De que são feitos os paraísos?

8 de julho de 2019 0 Por Leandro Marçal

Tenho dúvidas se há vida após a morte. Não confio na existência de um céu com nuvens algodoadas, calmaria, harpas e anjos preenchendo planilhas. Aquele cenário folclórico e romantizado nunca entrou na minha cabeça. Mas creio firmemente no paraíso. Nos paraísos, melhor dizendo.

Porque cada um é capaz de imaginar seu próprio paraíso. E vivemos tudo que imaginamos. Em sonhos, devaneios, distrações de poucos minutos. Nem que seja por segundos, vivemos o que sonhamos.

O paraíso, para uns, pode ser um monte de dinheiro para ser gasto em superficialidades. Para outros, ele é representado pela imagem de uma sequência de mulheres ou homens sem roupa dispostos a fazer sexo enlouquecidamente, suprindo suas necessidades pessoais. O paraíso de Beatriz Almeida eram os livros.

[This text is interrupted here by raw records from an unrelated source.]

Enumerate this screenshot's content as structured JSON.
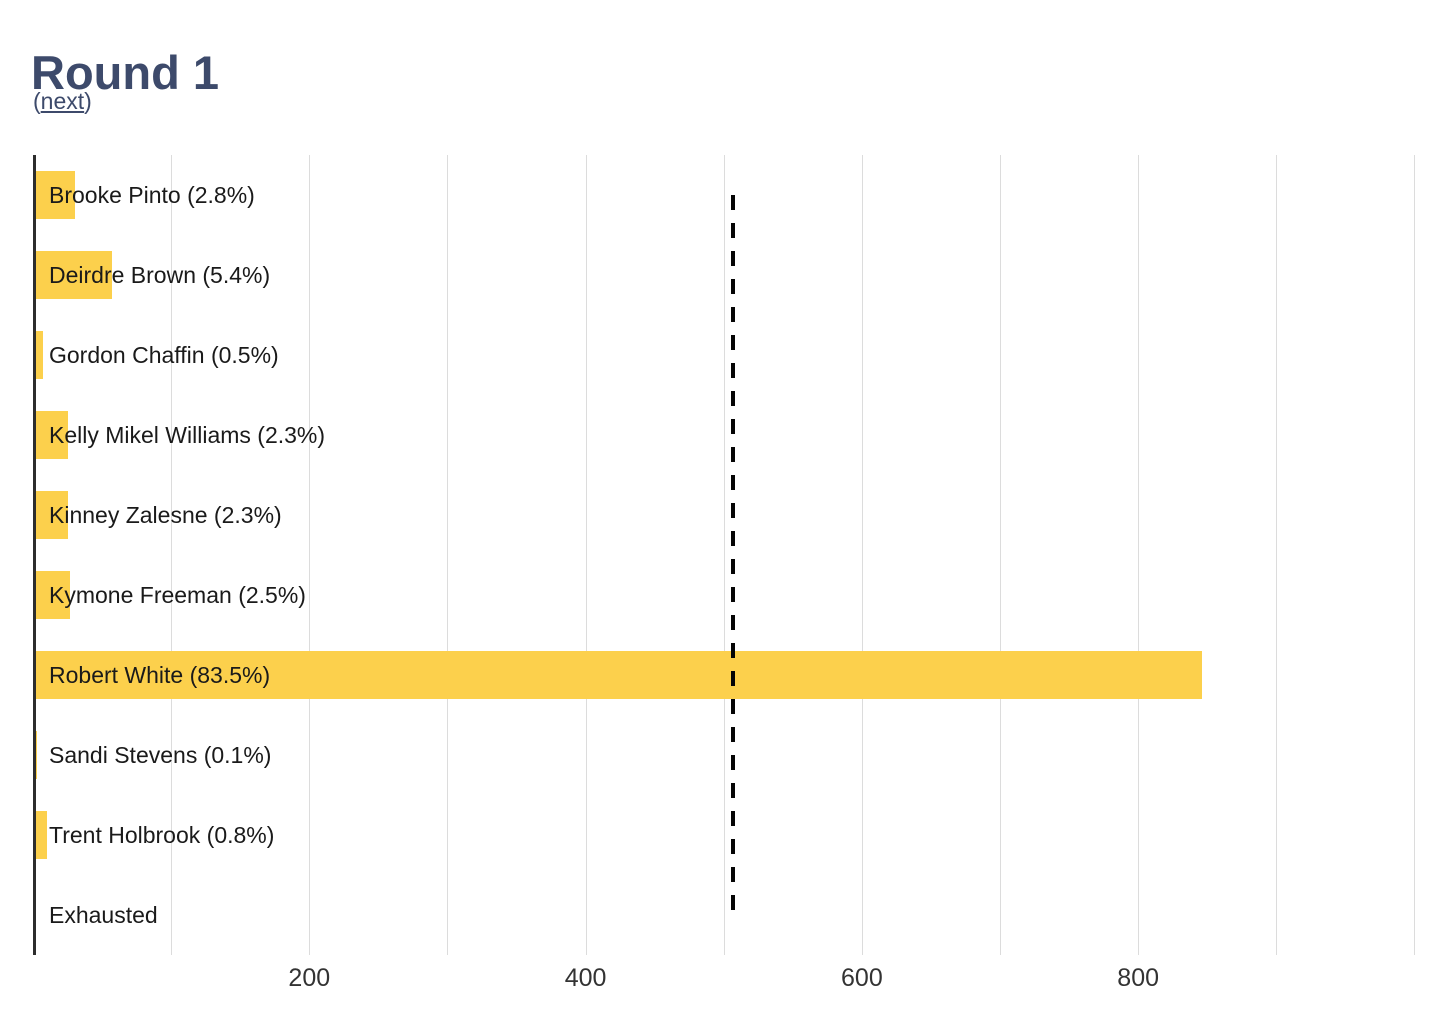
{
  "header": {
    "title": "Round 1",
    "nav_prefix": "(",
    "nav_link_label": "next",
    "nav_suffix": ")"
  },
  "colors": {
    "bar": "#fcd04c",
    "title": "#3d4a6b",
    "link": "#3d4a6b",
    "gridline": "#dcdcdc",
    "y_axis": "#2d2d2d",
    "threshold": "#050505",
    "bar_label": "#1a1a1a",
    "tick_label": "#333333"
  },
  "chart_data": {
    "type": "bar",
    "orientation": "horizontal",
    "title": "Round 1",
    "xlim": [
      0,
      1025
    ],
    "xticks": [
      200,
      400,
      600,
      800
    ],
    "grid_step": 100,
    "grid": true,
    "majority_threshold": 507,
    "bars": [
      {
        "label": "Brooke Pinto (2.8%)",
        "candidate": "Brooke Pinto",
        "percent": 2.8,
        "votes": 28
      },
      {
        "label": "Deirdre Brown (5.4%)",
        "candidate": "Deirdre Brown",
        "percent": 5.4,
        "votes": 55
      },
      {
        "label": "Gordon Chaffin (0.5%)",
        "candidate": "Gordon Chaffin",
        "percent": 0.5,
        "votes": 5
      },
      {
        "label": "Kelly Mikel Williams (2.3%)",
        "candidate": "Kelly Mikel Williams",
        "percent": 2.3,
        "votes": 23
      },
      {
        "label": "Kinney Zalesne (2.3%)",
        "candidate": "Kinney Zalesne",
        "percent": 2.3,
        "votes": 23
      },
      {
        "label": "Kymone Freeman (2.5%)",
        "candidate": "Kymone Freeman",
        "percent": 2.5,
        "votes": 25
      },
      {
        "label": "Robert White (83.5%)",
        "candidate": "Robert White",
        "percent": 83.5,
        "votes": 846
      },
      {
        "label": "Sandi Stevens (0.1%)",
        "candidate": "Sandi Stevens",
        "percent": 0.1,
        "votes": 1
      },
      {
        "label": "Trent Holbrook (0.8%)",
        "candidate": "Trent Holbrook",
        "percent": 0.8,
        "votes": 8
      },
      {
        "label": "Exhausted",
        "candidate": "Exhausted",
        "percent": null,
        "votes": 0
      }
    ]
  }
}
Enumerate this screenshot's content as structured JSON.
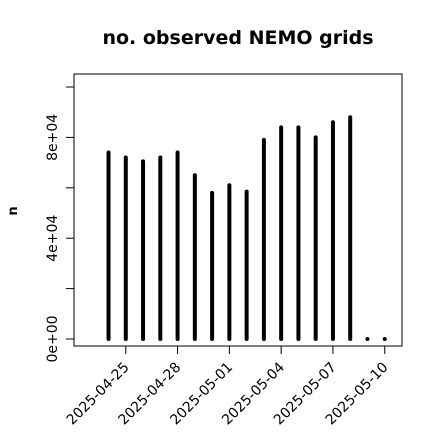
{
  "chart_data": {
    "type": "bar",
    "title": "no. observed NEMO grids",
    "xlabel": "",
    "ylabel": "n",
    "x_start_date": "2025-04-24",
    "dates": [
      "2025-04-24",
      "2025-04-25",
      "2025-04-26",
      "2025-04-27",
      "2025-04-28",
      "2025-04-29",
      "2025-04-30",
      "2025-05-01",
      "2025-05-02",
      "2025-05-03",
      "2025-05-04",
      "2025-05-05",
      "2025-05-06",
      "2025-05-07",
      "2025-05-08",
      "2025-05-09",
      "2025-05-10"
    ],
    "values": [
      74000,
      72000,
      70500,
      72000,
      74000,
      65000,
      58000,
      61000,
      58500,
      79000,
      84000,
      84000,
      80000,
      86000,
      88000,
      0,
      0
    ],
    "xlim": [
      "2025-04-22",
      "2025-05-11"
    ],
    "ylim": [
      0,
      100000
    ],
    "y_ticks": [
      0,
      40000,
      80000
    ],
    "y_tick_labels": [
      "0e+00",
      "4e+04",
      "8e+04"
    ],
    "y_minor_ticks": [
      20000,
      60000,
      100000
    ],
    "x_ticks": [
      "2025-04-25",
      "2025-04-28",
      "2025-05-01",
      "2025-05-04",
      "2025-05-07",
      "2025-05-10"
    ],
    "x_tick_labels": [
      "2025-04-25",
      "2025-04-28",
      "2025-05-01",
      "2025-05-04",
      "2025-05-07",
      "2025-05-10"
    ],
    "grid": false,
    "legend": "none",
    "bar_color": "#000000"
  }
}
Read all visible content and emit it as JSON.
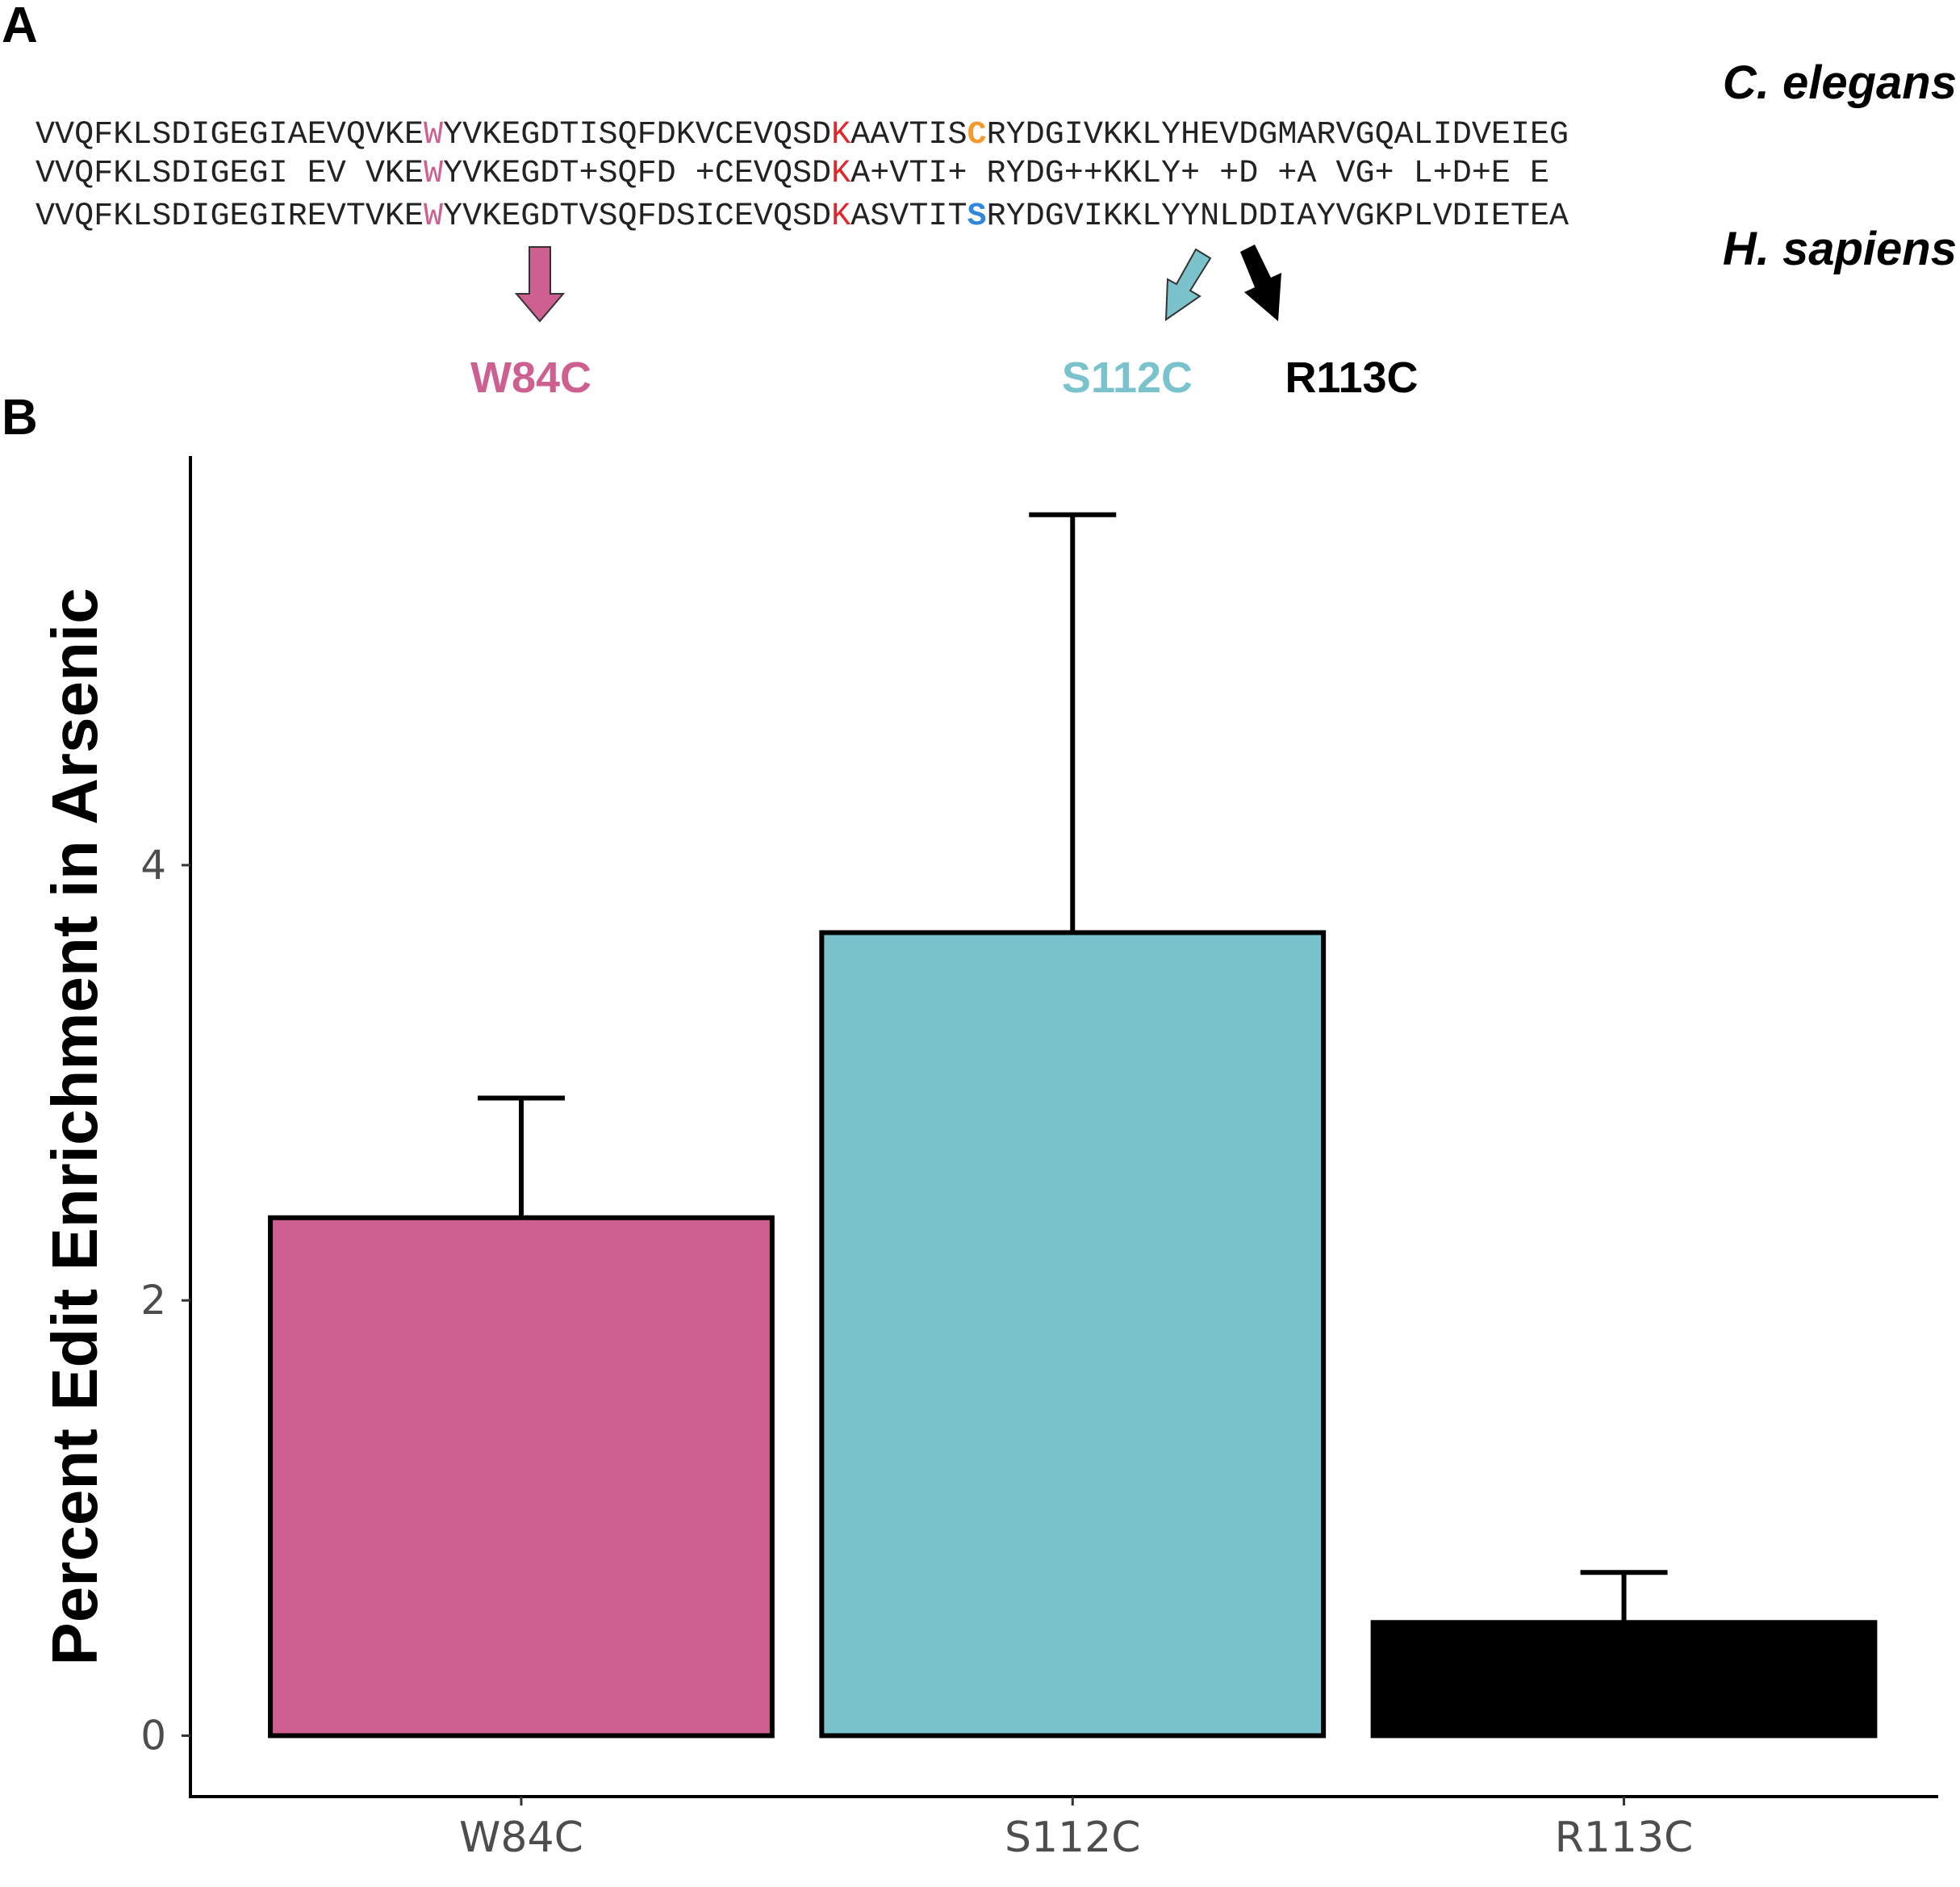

Não era à toa que ela listava suas leituras em uma rede social que eu desconhecia, a Listography. Por ali, quase mil livros pelos quais passou os olhos atentos foram anotados, como tarefas cumpridas com a devida dedicação. Porque ler, para ela, não era um passatempo, era o paraíso.

Com 20 e poucos anos, seu currículo de leituras era considerável. Poderia chegar a 10 mil, 20 mil, infinitos livros durante a vida promissora. Na sexta-feira da semana passada, porém, um trágico acidente na via Dutra antecipou sua chegada ao céu, seja ele formado por nuvens algodoadas, calmaria, harpas e anjos preenchendo planilhas ou não. Não importa se ele é folclórico e romantizado como tentam nos fazer acreditar desde há milênios.

Importa pensar em seu paraíso. Em nossos paraísos. No paraíso imaginado por Beatriz Almeida, ela faz parte de linhas com palavras agrupadas em frases, organizadas segundo uma lógica que faz sentido de acordo com um código particular intitulado linguagem. Seu paraíso, a literatura, a recebeu de braços abertos, mostrando os caminhos secretos que nós, meros leitores, desconhecemos.

Quando um amigo próximo contou sobre o acidente, me perguntei o que seria o paraíso para mim. Quais seriam os paraísos possíveis para os que me cercam, para os que me leem, para os que conheço, para os que falam comigo, para os que se afastaram, para quem nunca mais vai falar comigo?

Certamente, o paraíso do meu amigo enlutado teria a presença física de Beatriz Almeida por mais tempos, por muito mais anos, por toda a vida.